Warja Lavater


The exhibition (Sing-Song-Signs & Folded Stories) focuses on the art works by Warja Lavater (1913-2007) and on her Folded Stories.

The artist devised a picture language in her folded books – Wilhelm Tell (William Tell, 1960), Rotkäppchen (Little Red Riding Hood, 1960) and Leidenschaft und Vernunft (Sense and Sensibility, 1961).

She went on to explore this technique further in various other media and artworks. She achieved international renown with Wilhelm Tell, published by the Museum of Modern Art in 1962 and with Imageries.

Artists from Central- and Eastern Europe


Although countries such as Czechia, Poland, Hungary and Russia are geographically close to us, they can still seem far away, even today.

This exhibition casts its gaze towards this part of Europe and exhibits large work groups of several generations of artists from Central and Eastern Europe.

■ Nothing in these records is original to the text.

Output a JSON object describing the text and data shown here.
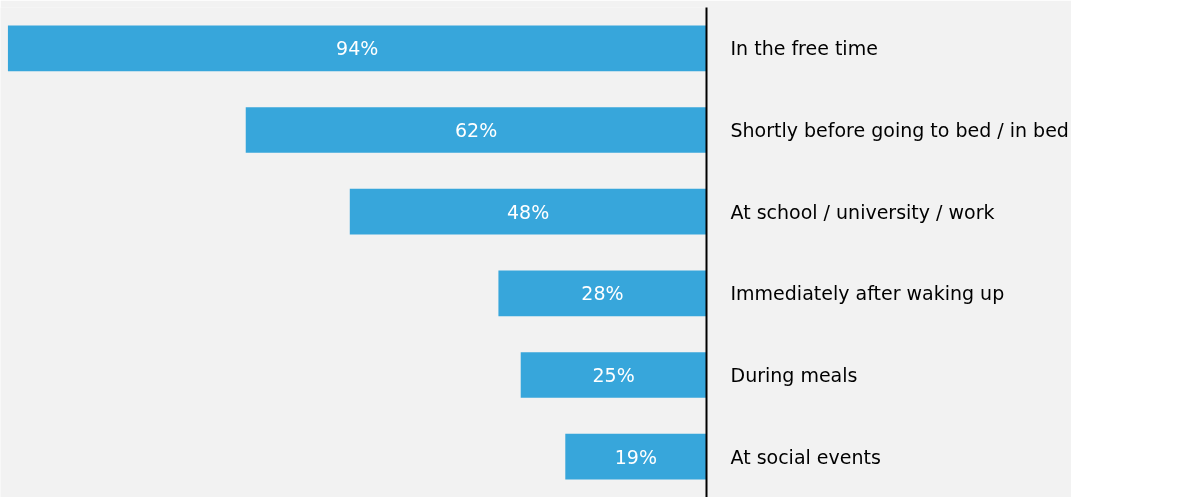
{
  "chart_data": {
    "type": "bar",
    "orientation": "horizontal",
    "categories": [
      "In the free time",
      "Shortly before going to bed / in bed",
      "At school / university / work",
      "Immediately after waking up",
      "During meals",
      "At social events"
    ],
    "values": [
      94,
      62,
      48,
      28,
      25,
      19
    ],
    "color": "#37a6db",
    "xlim": [
      95,
      0
    ],
    "data_labels": true,
    "value_labels": [
      "94%",
      "62%",
      "48%",
      "28%",
      "25%",
      "19%"
    ],
    "tick_labels": "y",
    "grid": false
  }
}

It does not just draw a line from “West” to “East”, but also links several generations and perspectives.

 

Abstract Art 1950-1980


The Museum organises the exhibition “Abstractions plurielles” in cooperation with the Gandur Foundation for Art

The word “plurielles” means that there was no single abstract art, but rather various movements, initiatives and ideas.

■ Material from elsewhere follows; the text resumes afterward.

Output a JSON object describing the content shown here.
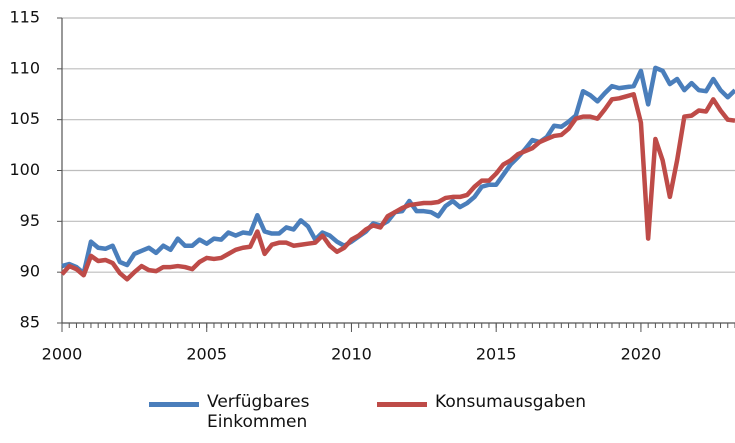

The years following the Second World War saw a great artistic flowering. Paris took its place again and New York soon followed.

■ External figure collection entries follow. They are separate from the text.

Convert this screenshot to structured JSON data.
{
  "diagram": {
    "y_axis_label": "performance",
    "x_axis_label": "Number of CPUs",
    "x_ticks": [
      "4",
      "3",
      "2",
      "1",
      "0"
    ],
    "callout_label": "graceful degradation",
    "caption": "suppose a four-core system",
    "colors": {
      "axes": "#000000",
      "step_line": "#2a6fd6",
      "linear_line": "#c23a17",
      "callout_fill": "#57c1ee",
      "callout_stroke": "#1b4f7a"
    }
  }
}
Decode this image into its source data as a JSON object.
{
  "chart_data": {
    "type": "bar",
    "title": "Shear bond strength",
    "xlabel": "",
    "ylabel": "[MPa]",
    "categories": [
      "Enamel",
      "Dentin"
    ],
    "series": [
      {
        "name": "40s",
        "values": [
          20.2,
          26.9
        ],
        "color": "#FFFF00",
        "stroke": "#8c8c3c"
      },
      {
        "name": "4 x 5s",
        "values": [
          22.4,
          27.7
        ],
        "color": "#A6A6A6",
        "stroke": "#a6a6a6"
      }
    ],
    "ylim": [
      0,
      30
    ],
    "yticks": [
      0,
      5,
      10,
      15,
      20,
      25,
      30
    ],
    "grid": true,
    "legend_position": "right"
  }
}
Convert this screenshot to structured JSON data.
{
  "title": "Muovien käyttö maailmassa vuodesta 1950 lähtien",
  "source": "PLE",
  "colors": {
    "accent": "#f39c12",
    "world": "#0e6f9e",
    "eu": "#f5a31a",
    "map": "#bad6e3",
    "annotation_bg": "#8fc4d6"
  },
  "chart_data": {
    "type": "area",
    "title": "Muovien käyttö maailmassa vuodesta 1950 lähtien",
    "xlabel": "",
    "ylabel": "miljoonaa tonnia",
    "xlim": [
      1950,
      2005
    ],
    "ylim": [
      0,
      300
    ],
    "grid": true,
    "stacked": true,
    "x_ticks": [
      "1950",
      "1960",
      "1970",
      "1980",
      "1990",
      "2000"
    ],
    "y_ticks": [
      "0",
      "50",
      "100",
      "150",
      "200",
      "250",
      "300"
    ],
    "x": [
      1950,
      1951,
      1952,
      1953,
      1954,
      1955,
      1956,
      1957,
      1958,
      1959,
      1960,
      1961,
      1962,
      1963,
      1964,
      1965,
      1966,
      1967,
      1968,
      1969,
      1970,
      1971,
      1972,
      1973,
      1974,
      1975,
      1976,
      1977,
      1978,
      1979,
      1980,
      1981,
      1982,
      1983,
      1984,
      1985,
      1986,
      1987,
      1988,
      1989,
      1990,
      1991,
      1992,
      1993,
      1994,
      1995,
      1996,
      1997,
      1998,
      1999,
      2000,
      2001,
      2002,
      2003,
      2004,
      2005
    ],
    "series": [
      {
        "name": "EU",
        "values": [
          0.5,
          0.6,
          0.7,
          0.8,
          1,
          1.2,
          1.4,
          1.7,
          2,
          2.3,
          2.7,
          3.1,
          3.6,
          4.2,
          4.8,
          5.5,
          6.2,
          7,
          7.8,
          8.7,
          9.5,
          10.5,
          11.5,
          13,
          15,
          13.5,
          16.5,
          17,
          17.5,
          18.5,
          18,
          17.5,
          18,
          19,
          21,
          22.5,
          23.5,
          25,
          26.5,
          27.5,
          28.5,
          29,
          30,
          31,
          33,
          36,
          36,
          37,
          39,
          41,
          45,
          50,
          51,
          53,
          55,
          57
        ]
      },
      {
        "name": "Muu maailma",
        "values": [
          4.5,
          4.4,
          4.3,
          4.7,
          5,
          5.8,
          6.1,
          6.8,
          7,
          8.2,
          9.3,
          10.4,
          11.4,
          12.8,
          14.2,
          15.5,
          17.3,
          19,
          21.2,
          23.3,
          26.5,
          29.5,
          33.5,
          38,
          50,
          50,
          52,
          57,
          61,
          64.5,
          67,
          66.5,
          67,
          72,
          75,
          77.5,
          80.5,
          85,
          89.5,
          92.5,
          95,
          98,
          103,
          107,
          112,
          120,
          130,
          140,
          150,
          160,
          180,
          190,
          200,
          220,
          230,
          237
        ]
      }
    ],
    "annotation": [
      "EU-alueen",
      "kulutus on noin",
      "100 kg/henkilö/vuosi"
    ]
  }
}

The exhibition offers an overview through the years 1950 to 1980 on both sides of the Atlantic Ocean.

It emphasises the many forms that abstraction took in this period and shows the main trends: lyrical and gestural abstraction, abstract expressionism, geometric abstraction, minimalism, kinetic art (movement is central) and monumental mobile art.

The exhibition concludes with Supports/Surfaces, the movement that questions traditional pictorial means. It marks the end of a period of experimentation and the beginning of a new quest, which is still ongoing.